Margaret Page, University of Bristol
Ann Rippin, University of Bristol

This paper arose from a mutual exploration of the meaning and qualities of experience associated with founding, joining or being members of postgraduate academic programmes which have a set of clearly articulated aims about students' personal development. We are interested in the dilemmas of founding and sustaining 'alternative’ communities of learning and practice in the academy. Our interest comes from direct experience of dilemmas and difficulties that are not widely spoken about or researched, and that when spoken about are likely to be personalised rather than analysed systemically and collectively owned.

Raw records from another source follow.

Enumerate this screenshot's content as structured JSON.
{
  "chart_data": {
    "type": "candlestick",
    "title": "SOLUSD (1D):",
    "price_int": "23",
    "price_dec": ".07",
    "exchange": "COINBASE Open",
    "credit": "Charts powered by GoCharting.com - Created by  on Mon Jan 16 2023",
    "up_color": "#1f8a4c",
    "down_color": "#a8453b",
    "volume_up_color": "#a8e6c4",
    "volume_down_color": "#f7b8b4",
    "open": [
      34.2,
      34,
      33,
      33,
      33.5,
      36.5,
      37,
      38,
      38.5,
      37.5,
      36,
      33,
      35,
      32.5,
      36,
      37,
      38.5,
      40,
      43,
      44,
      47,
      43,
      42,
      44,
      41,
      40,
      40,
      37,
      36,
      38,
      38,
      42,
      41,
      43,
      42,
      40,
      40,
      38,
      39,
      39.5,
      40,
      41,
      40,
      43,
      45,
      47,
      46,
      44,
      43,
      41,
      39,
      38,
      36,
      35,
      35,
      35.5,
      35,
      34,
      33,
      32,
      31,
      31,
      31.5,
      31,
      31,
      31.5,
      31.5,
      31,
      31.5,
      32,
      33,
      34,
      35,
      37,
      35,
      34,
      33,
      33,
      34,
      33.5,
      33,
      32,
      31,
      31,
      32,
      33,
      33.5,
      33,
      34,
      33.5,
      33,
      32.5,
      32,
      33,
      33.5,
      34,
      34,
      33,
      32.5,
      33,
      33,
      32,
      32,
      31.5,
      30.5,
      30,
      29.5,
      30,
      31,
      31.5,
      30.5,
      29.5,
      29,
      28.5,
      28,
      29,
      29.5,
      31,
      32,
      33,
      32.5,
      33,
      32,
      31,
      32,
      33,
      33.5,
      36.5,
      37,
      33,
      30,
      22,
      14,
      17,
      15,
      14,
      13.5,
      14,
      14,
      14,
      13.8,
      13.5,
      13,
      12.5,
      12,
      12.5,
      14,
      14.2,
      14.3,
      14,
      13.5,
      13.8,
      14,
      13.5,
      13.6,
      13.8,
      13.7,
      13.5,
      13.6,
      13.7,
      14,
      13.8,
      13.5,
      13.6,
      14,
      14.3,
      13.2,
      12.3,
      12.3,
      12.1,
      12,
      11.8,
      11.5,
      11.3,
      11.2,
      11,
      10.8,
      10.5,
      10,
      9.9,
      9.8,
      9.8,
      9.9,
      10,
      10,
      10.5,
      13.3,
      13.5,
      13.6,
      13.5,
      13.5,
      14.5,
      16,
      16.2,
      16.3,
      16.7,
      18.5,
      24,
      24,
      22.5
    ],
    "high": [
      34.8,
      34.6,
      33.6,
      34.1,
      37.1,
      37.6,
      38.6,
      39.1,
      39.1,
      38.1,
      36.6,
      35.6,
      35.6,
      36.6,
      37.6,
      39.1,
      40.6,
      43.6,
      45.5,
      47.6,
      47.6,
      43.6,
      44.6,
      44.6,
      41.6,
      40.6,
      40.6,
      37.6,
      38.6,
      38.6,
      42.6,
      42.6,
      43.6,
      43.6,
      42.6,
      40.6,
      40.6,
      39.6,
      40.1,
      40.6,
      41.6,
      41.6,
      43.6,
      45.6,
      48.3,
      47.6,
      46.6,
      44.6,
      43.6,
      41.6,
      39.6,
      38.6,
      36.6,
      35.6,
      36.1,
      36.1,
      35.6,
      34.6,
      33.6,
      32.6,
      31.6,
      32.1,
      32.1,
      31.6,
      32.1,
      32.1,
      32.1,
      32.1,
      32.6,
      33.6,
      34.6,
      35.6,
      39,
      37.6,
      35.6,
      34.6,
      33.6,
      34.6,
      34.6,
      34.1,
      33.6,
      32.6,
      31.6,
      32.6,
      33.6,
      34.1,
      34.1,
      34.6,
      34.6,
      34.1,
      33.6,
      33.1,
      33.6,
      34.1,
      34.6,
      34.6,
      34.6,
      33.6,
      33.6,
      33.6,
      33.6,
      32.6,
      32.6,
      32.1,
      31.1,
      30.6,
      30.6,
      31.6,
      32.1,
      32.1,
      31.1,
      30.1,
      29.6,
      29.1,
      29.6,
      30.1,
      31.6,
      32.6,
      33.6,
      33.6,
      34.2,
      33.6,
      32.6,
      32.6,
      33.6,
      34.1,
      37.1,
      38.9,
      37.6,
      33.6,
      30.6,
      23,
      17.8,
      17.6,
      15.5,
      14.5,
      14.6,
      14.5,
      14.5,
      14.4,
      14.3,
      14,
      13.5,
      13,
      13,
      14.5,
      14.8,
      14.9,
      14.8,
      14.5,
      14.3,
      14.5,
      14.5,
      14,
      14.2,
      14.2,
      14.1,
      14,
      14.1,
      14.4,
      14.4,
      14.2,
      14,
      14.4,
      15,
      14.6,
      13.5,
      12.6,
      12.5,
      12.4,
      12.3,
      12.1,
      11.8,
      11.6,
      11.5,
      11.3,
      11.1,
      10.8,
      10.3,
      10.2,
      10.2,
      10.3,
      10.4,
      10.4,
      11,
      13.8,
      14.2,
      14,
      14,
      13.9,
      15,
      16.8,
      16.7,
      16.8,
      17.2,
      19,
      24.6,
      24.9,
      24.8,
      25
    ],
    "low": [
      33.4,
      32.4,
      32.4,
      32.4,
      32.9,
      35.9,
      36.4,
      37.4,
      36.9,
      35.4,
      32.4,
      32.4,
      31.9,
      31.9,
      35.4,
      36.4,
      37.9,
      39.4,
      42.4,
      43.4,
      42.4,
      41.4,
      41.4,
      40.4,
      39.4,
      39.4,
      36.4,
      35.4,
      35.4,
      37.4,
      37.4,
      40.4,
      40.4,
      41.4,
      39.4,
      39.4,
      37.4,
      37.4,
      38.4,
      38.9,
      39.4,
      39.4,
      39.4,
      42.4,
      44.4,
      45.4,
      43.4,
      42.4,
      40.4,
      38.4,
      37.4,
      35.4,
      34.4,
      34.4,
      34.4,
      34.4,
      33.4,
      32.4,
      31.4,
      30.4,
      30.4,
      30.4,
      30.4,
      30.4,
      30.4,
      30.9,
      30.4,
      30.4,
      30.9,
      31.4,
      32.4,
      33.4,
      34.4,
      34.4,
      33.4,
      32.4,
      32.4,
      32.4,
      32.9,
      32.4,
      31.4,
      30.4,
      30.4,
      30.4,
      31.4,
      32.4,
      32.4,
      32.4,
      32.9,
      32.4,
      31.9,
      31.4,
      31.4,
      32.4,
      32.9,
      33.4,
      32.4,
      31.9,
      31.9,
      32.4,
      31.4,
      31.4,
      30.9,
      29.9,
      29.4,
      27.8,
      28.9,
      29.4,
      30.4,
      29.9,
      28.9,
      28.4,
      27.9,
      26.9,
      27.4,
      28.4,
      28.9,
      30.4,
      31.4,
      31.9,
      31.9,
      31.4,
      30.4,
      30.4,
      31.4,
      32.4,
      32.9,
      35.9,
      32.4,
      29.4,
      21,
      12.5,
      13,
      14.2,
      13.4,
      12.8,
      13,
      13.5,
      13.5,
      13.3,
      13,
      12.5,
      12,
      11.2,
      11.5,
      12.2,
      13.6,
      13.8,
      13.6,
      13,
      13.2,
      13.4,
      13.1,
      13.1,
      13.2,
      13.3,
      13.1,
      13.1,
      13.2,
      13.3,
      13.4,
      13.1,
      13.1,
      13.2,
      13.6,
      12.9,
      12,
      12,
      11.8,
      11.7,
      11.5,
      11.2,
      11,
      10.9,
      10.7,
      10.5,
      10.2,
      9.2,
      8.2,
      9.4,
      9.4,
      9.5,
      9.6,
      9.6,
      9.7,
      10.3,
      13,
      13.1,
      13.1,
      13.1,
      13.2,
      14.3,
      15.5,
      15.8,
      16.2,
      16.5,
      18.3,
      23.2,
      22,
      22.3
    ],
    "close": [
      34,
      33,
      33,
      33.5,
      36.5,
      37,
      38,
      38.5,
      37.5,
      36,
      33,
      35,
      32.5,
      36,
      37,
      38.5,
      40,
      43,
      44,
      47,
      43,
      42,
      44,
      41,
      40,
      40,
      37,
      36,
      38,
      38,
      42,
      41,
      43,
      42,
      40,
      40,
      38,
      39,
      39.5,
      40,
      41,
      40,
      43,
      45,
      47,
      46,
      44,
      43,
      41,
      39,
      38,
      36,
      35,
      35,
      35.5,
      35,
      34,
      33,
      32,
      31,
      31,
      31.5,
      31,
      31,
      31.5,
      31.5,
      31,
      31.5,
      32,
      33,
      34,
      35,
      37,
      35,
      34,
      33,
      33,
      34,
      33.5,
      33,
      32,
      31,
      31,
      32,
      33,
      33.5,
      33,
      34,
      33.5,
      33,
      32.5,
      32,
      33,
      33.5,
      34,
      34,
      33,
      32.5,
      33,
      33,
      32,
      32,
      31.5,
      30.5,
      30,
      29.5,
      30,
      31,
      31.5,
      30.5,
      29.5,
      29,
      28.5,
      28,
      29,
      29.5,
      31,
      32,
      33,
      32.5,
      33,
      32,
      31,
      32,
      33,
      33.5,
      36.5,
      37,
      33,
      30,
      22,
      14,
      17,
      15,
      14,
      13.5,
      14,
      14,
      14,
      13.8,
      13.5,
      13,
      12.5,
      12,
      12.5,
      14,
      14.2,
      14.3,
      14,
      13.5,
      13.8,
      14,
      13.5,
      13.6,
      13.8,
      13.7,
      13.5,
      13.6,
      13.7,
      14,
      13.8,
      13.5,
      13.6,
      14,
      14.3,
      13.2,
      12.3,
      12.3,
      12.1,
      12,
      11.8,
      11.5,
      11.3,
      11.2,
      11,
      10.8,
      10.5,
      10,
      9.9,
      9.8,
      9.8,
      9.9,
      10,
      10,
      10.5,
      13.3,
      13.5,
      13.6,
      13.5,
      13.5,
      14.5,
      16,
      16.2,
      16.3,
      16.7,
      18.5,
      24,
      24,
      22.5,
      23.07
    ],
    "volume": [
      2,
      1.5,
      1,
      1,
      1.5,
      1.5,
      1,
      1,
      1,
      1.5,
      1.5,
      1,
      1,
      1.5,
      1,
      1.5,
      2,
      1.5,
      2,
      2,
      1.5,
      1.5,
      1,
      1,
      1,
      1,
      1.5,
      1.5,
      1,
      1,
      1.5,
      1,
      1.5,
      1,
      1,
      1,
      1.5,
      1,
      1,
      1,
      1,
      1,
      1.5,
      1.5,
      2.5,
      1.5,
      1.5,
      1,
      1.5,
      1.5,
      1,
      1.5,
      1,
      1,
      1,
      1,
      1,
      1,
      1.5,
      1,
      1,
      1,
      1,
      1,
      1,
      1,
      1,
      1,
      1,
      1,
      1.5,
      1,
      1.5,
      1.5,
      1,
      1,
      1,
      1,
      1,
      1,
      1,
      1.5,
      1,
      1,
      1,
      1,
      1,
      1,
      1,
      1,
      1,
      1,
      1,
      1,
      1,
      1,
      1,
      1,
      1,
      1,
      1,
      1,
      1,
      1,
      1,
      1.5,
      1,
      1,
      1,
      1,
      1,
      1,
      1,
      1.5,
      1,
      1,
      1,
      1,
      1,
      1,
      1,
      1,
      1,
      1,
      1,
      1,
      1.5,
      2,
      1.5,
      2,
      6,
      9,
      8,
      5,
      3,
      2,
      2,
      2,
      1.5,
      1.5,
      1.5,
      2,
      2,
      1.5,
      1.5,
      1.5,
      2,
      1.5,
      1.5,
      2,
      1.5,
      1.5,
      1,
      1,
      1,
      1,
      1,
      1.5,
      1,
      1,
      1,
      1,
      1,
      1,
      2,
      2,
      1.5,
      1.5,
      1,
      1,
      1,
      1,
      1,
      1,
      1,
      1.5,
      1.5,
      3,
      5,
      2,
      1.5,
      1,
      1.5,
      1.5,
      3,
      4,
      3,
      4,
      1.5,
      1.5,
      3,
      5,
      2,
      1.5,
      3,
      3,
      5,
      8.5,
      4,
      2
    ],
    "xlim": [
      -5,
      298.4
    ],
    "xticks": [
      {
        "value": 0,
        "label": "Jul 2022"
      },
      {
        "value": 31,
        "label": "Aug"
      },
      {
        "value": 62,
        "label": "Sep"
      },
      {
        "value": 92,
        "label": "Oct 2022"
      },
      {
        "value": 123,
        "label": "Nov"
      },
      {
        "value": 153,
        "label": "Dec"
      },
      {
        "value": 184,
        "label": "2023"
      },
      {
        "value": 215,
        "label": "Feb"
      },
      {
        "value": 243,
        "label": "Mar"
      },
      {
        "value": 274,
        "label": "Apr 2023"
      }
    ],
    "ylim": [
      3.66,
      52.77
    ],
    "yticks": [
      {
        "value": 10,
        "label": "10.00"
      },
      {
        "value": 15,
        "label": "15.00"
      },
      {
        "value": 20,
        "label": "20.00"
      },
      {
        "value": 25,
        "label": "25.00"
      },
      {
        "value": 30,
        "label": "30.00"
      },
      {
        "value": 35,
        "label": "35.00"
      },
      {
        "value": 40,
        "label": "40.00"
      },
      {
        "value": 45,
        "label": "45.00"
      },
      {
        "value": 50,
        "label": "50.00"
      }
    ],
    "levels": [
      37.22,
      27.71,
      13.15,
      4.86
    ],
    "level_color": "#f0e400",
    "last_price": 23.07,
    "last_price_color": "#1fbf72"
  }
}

We were particularly interested to reflect on our position as women as leaders of programmes which often have significantly high proportions of women students, and to consider the gendered archetypes and stereotypes to which such leadership gave rise. During our inquiry it became clear that the dilemmas we explore are heightened when what is at issue is course leadership rather than being a member of a teaching team. The focus of this paper, then, is course leadership rather than pedagogy, and our conception of leadership includes the unconscious or conscious role modelling of academic leadership for the students.

We genuinely wanted to understand the experiences that we had had individually and on the occasions when we had taught together. We met and talked several times but became ‘stuck’ with regard to writing until we discovered that what really excited us was an aesthetic approach. Therefore our inquiry is emergent and spontaneous rather than planned, pre-structured and designed to test a hypothesis.

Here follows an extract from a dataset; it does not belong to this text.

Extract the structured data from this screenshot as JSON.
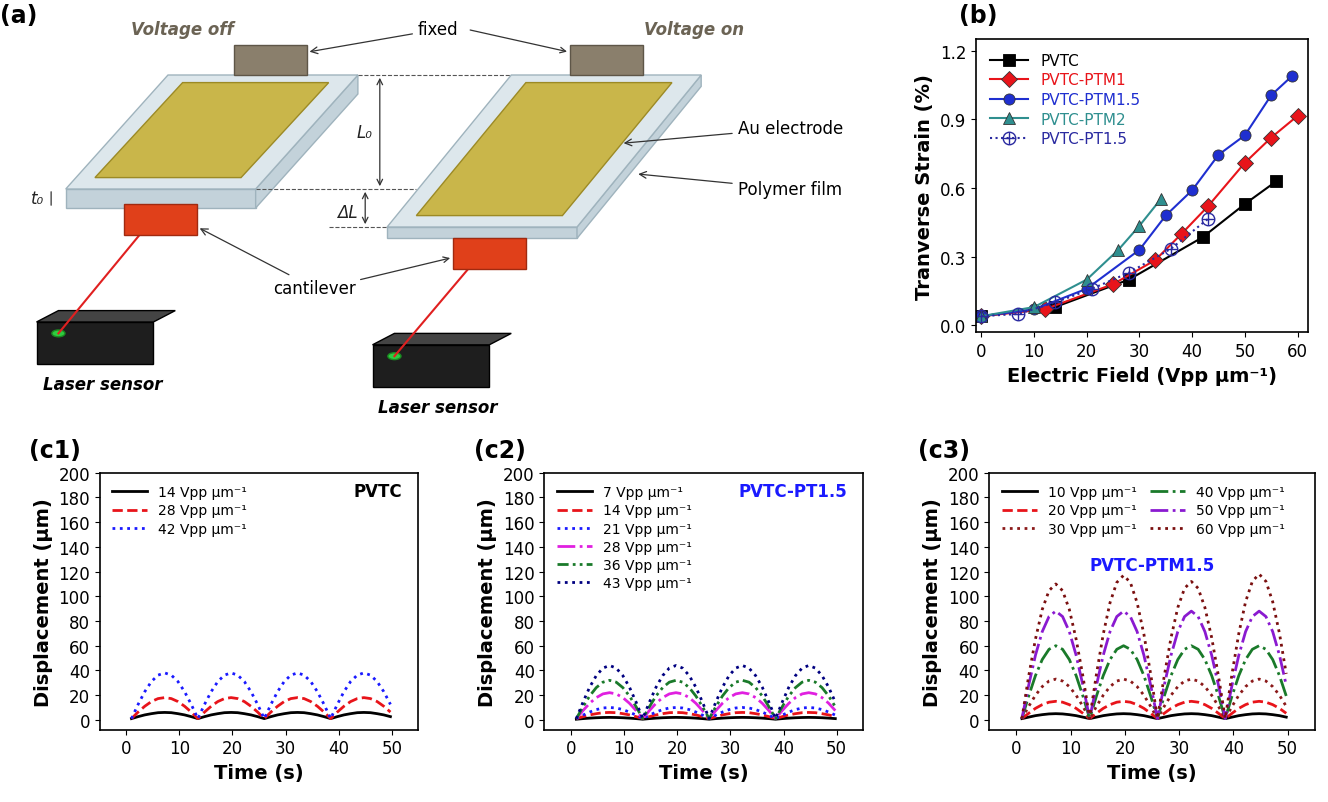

Our preliminary discussions about the work led to conversations rich in metaphor and imagery borrowed from art, literature and music, and we felt that we should stay with this experience and make our inquiry through aesthetic means by choosing pictures which encapsulated the thoughts and emotions we were experiencing. The strength of feeling that we both brought to the work made a metaphorical exploration of our experience almost inevitable, and the aesthetic method in turn seemed to transform the data. We also reflect on the potentially gendered nature of this self-storytelling.

In this paper we explore the qualities of the aesthetics-based method that we developed; present and reflect on our inquiry findings; and offer conclusions and recommendations for further research. The paper begins with our individual research questions and we present these in two voices. Then we explore the inquiry process and why it was powerful. We present our findings in two parts; our individual explorations presented again in two voices, followed by our joint reflections. Finally we offer reflections on content and process.